39 Great Jones Street
New York, NY 10012

Karma is pleased to present the work of New York-based artist Stanley Whitney. The exhibition features drawings and paintings made in the 1990’s. An exacting glimpse into the decades-long career of a painter working predominately in color and abstraction, the exhibition highlights Whitney’s bolder, looser, gestural brush work, which predates his current grid-like structured oil on linen paintings. Whitney’s paintings can be characterized as vessels for narrative, often with evocative titles:

Radical Openness
Goya’s Lantern
My Whatever Means Necessary
Unpronounceable Freedom
James Brown Sacrifice to Apollo
Backyard Green
Interior Colors
Early America
Exceptionally Black
Ice Cube
Red High Rise
Dangerous Color
Other Colors I Forget
Bodyheat
The Trials of Misfortune
In Our Songs
First Minute of a Dream

Like the arrangement of words and phrases, Whitney arranges color and shape. Color is a language, where each hue is a different word with a different meaning. The designation of meanings are rarely repeated and ultimately the expressions change from painting to painting. Whitney’s syntax forms a poetic rendering of his personal experience; dealing with issues of race and politics, music and poetry, family and influences.

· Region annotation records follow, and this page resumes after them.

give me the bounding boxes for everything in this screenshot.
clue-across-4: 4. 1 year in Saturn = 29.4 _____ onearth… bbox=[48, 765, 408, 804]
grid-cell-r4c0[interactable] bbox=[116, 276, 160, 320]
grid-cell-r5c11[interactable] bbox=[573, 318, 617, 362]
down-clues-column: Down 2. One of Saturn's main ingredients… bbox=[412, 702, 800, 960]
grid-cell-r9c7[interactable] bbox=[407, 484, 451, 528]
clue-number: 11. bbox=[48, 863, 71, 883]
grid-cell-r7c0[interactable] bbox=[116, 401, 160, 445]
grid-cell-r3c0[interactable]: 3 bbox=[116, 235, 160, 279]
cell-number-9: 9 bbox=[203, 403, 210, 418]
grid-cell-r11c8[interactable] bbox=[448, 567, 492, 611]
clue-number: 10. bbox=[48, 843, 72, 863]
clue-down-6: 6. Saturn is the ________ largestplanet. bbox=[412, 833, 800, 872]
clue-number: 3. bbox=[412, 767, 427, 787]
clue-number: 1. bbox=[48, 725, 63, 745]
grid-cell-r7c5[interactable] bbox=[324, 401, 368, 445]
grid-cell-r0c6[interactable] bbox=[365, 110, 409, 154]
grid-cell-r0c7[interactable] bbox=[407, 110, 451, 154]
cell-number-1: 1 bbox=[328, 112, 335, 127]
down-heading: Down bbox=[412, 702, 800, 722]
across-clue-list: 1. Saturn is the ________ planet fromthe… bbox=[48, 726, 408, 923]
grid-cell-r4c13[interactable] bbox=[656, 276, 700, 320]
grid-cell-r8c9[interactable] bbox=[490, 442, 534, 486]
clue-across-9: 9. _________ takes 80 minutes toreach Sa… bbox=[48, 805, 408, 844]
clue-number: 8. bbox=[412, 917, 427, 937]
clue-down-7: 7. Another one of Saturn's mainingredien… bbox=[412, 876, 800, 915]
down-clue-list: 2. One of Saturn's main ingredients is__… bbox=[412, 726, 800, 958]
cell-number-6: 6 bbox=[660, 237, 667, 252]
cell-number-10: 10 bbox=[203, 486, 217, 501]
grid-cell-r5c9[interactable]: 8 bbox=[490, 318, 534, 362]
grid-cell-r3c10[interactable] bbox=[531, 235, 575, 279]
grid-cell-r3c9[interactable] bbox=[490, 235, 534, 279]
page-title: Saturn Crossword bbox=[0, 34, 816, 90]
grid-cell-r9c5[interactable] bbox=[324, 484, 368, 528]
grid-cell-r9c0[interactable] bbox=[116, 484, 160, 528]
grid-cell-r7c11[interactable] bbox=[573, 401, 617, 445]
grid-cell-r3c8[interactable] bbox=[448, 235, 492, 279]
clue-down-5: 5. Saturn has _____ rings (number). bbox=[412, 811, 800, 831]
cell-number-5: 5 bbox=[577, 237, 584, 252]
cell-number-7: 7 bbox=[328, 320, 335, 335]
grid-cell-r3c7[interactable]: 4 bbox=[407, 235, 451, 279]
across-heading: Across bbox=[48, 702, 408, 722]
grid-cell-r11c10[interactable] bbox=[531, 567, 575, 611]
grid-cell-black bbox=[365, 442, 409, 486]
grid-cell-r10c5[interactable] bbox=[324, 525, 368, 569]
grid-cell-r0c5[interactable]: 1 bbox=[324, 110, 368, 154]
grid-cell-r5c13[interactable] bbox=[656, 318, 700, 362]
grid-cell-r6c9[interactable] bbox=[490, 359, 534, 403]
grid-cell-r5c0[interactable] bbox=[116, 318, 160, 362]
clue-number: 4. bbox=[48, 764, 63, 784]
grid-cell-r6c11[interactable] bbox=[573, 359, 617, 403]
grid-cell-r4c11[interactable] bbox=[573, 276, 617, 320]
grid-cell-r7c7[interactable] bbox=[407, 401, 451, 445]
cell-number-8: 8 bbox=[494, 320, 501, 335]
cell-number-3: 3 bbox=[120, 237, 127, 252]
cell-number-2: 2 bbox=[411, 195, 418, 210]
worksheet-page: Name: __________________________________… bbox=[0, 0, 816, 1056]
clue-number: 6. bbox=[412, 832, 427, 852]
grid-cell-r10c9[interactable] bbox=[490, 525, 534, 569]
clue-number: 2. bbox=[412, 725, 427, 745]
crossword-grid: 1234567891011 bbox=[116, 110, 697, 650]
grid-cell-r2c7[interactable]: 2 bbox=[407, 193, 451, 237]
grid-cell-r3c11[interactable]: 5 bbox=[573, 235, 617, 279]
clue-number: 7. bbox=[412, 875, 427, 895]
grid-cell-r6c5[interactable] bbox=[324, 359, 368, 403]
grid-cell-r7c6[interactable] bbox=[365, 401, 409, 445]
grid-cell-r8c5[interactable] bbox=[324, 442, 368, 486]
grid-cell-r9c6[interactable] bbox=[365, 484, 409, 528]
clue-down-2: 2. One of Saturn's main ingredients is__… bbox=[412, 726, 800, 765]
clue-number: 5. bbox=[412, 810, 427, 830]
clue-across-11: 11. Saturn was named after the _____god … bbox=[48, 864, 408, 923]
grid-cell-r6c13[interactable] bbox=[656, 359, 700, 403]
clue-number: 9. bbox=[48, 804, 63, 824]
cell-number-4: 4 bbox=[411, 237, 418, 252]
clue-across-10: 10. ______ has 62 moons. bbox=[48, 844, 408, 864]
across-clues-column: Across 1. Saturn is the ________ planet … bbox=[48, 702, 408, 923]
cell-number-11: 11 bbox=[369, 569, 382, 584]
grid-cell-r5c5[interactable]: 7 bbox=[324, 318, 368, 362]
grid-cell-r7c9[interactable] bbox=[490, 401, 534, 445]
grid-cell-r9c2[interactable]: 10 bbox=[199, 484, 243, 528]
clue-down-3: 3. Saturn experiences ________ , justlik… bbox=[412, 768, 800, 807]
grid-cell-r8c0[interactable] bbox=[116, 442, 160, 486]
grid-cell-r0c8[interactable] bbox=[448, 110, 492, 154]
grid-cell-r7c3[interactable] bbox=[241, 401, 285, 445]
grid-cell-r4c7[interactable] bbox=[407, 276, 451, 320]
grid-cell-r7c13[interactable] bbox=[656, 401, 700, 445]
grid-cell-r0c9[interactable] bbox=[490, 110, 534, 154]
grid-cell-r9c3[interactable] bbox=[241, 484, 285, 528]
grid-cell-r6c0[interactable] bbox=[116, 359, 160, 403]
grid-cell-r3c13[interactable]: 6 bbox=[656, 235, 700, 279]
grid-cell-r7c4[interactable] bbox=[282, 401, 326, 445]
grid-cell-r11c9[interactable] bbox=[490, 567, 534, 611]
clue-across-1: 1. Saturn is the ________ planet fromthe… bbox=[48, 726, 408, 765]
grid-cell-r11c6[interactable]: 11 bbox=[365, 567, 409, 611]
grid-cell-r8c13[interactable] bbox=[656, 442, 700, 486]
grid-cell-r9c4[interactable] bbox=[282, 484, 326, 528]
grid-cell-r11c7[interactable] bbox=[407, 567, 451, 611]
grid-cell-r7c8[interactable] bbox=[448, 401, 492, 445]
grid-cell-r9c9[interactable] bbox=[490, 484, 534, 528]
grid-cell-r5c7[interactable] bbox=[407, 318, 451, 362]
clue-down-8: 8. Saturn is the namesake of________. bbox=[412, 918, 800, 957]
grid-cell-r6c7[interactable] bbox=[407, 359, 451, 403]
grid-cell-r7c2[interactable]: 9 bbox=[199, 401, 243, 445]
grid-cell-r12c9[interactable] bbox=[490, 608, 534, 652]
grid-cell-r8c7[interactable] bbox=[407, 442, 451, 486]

A comprehensive survey publication will be launched on the occasion of the exhibition. Published by Karma, the book chronicles Whitney’s practice since 1979 to 2015, revealing the artist’s trajectory and progression of the past four decades.

Stanley Whitney (b.1946) received his MFA from Yale University in 1972. He has shown at numerous institutions including the American Academy of Arts and Letters, New York; the Institute of Contemporary Art, Philadelphia; the Nelson-Atkins Museum of Art, Kansas City; the Orange County Museum of Art, Newport Beach. Whitney will be the subject of a solo survey exhibition at the Studio Museum in Harlem in July, 2015.